JS in the early 90s looked like they were going to be relevant. For one thing, they played a lot of gigs. A lot of gigs! They certainly had the musical chops. But they - deliberately? - didn't do much hype. After all the hype of the Airplane reunion, perhaps they didn't want to raise epectations. Perhaps Paul thought they could grow into an underground phenomenon Dead-style?
And no major label deal. So nobody but the devoted knew about them.
Then Gorman and Gould left; and JS became Paul and Marty with a safe dependable roster of musicians. (Could you ever imagine Aguilar arguing venemously with Paul the way Jorma would or Chris Smith dishing Marty to jornalists the way Sears did?) They're increasingly an oldies band - their one new album ("WOW") sounded like two different bands in the same studio!
Unless you have money and hype to do oldies BIG style - Stones, Floyd - where the sheer spectacle imposes itself on people as relevant, oldies means small clubs and nostalgia tours. (Hi, Spirit of 67.)
Paul Kantner is deeply relevant to me. The man has played a large part of the soundtrack of my life. I'm extremely critical of where he seems to have been at for the past few years and I've no great hopes left of him.

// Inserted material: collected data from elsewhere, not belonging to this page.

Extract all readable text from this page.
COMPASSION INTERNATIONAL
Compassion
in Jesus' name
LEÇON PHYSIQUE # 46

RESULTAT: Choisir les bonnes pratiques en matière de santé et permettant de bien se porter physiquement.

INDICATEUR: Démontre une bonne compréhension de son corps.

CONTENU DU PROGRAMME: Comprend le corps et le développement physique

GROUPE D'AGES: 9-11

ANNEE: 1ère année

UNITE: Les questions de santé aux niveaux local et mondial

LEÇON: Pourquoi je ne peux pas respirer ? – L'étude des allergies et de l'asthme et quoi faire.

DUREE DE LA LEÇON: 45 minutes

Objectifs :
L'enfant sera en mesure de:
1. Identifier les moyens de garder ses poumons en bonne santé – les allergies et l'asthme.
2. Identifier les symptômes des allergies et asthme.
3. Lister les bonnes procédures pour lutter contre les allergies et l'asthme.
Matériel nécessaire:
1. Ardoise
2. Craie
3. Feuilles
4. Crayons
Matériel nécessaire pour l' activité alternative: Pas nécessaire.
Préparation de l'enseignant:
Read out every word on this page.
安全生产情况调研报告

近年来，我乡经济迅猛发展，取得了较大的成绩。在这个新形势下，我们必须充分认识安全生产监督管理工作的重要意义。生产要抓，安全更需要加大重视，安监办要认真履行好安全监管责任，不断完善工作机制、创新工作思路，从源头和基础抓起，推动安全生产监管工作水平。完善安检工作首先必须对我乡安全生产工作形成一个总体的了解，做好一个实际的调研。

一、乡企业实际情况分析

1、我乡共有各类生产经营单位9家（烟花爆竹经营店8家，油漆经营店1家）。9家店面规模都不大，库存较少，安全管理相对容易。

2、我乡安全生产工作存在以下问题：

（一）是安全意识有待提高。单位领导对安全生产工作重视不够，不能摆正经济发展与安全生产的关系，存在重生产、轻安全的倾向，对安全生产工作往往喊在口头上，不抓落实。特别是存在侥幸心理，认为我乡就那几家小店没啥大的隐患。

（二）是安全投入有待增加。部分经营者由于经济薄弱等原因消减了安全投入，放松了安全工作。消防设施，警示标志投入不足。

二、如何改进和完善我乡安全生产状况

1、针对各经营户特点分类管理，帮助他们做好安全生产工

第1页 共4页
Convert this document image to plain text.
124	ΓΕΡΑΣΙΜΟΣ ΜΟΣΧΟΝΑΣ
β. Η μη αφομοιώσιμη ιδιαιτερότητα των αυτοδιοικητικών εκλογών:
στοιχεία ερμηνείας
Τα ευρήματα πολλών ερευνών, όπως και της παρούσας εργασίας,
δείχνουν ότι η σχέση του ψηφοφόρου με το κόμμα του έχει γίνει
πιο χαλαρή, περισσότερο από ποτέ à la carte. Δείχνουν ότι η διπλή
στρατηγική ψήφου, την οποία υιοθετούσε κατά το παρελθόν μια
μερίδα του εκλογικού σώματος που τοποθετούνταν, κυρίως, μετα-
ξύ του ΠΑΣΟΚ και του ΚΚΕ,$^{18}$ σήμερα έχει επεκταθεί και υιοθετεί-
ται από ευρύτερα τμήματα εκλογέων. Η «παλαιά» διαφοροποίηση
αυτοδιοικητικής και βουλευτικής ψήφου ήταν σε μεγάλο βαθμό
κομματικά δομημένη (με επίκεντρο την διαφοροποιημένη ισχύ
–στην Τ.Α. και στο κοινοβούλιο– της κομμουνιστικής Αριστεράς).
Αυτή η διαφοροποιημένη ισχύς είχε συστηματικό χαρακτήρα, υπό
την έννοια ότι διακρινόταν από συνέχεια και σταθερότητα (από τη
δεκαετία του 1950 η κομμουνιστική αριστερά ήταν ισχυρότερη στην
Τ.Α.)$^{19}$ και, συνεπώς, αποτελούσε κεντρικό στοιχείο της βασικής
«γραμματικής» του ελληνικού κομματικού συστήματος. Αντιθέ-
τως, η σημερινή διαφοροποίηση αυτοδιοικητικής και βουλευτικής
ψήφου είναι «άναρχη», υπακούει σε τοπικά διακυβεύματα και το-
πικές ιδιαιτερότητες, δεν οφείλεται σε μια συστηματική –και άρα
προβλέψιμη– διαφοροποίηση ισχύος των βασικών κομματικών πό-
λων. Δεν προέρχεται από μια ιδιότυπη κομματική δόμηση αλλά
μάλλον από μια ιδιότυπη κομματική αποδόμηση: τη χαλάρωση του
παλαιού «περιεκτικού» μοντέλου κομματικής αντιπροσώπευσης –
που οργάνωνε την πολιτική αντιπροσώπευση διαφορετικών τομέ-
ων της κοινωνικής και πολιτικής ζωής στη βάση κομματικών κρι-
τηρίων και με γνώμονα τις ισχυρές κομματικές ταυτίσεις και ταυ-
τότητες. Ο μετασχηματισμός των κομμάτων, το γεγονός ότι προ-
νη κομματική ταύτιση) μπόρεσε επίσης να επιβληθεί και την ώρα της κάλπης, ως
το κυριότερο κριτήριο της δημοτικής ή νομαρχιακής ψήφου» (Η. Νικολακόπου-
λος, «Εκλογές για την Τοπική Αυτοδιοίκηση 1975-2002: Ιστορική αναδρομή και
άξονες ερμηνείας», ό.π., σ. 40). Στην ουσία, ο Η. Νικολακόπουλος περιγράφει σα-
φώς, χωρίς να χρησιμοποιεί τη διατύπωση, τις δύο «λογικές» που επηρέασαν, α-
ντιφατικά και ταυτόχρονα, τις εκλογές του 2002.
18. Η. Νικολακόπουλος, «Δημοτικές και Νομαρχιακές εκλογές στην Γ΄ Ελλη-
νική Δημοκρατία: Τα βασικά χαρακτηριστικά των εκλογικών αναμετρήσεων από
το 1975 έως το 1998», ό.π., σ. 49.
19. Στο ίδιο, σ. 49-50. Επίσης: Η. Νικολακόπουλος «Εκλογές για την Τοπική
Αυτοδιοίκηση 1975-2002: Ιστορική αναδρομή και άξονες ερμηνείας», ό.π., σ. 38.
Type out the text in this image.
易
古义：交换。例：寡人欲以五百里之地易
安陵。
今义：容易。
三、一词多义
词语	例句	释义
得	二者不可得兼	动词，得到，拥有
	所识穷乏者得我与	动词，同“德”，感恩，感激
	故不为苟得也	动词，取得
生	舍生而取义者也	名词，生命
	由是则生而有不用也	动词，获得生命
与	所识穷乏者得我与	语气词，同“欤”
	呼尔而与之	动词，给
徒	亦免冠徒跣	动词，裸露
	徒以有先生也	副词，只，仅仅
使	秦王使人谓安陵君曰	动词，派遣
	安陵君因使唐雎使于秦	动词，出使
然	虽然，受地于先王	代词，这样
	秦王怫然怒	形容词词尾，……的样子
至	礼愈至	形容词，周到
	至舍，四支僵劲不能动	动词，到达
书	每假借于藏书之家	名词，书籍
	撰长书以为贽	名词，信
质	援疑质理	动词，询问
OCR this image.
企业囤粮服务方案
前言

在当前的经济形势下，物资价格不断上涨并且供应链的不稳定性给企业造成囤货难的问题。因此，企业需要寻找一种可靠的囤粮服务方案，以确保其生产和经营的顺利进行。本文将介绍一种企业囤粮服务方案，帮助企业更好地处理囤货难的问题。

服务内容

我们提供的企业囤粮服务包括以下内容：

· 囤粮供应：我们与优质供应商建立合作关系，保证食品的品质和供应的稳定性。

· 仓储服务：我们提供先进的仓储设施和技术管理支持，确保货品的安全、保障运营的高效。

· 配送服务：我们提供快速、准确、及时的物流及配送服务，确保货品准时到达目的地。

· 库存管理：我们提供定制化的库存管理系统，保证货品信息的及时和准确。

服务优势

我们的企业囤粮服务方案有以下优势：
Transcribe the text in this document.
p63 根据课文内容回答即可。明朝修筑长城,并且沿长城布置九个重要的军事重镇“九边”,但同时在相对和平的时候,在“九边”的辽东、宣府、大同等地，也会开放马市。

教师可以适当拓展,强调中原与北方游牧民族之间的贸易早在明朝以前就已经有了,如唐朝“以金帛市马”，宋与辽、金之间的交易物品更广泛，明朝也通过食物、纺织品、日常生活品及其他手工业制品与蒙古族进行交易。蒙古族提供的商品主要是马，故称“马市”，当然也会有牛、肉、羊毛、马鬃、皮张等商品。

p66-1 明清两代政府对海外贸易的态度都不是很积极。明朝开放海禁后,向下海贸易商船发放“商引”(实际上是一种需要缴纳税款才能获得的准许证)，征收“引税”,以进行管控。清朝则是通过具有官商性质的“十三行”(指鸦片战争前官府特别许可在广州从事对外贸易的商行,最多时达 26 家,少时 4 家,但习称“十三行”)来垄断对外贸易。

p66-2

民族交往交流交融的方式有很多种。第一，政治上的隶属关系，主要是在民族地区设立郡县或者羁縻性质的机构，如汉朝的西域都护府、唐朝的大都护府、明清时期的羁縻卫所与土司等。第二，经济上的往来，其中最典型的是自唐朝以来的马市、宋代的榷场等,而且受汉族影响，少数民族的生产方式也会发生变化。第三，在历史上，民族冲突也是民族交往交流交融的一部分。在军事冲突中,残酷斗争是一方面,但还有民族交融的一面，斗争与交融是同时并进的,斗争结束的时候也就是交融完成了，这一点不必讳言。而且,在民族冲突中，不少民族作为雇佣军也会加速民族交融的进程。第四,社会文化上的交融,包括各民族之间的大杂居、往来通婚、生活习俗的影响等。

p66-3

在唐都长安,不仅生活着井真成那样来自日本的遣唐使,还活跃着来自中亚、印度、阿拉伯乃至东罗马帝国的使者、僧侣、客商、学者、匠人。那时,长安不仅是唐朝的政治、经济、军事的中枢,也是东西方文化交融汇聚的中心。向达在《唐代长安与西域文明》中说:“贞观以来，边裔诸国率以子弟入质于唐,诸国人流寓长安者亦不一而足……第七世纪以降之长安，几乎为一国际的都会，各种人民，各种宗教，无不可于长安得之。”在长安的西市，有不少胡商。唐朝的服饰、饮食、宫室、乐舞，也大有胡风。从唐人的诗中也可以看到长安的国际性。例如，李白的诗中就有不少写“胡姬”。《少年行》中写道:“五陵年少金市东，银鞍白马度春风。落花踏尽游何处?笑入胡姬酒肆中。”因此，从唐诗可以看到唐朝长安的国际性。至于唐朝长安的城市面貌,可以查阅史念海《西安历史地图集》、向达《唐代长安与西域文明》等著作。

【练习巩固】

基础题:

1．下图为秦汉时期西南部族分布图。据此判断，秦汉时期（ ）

But I'm also deeply grateful for the pleasure and provocation he (and his colleagues) have brought into my life these past 33 years.
Unfortunately, I have problems seeing Paul and Marty as relevant to anybody who doesn't thrive on seeing old heroes deliver OKish versions of classics deeply embedded in your brain.
That Jon's on board may mean I'm missing something. On the other hand it could mean that the current musical scene is so shit, reheated Paul and Marty are the best option. On yet another hand, it could mean that Jon is an isolated incident.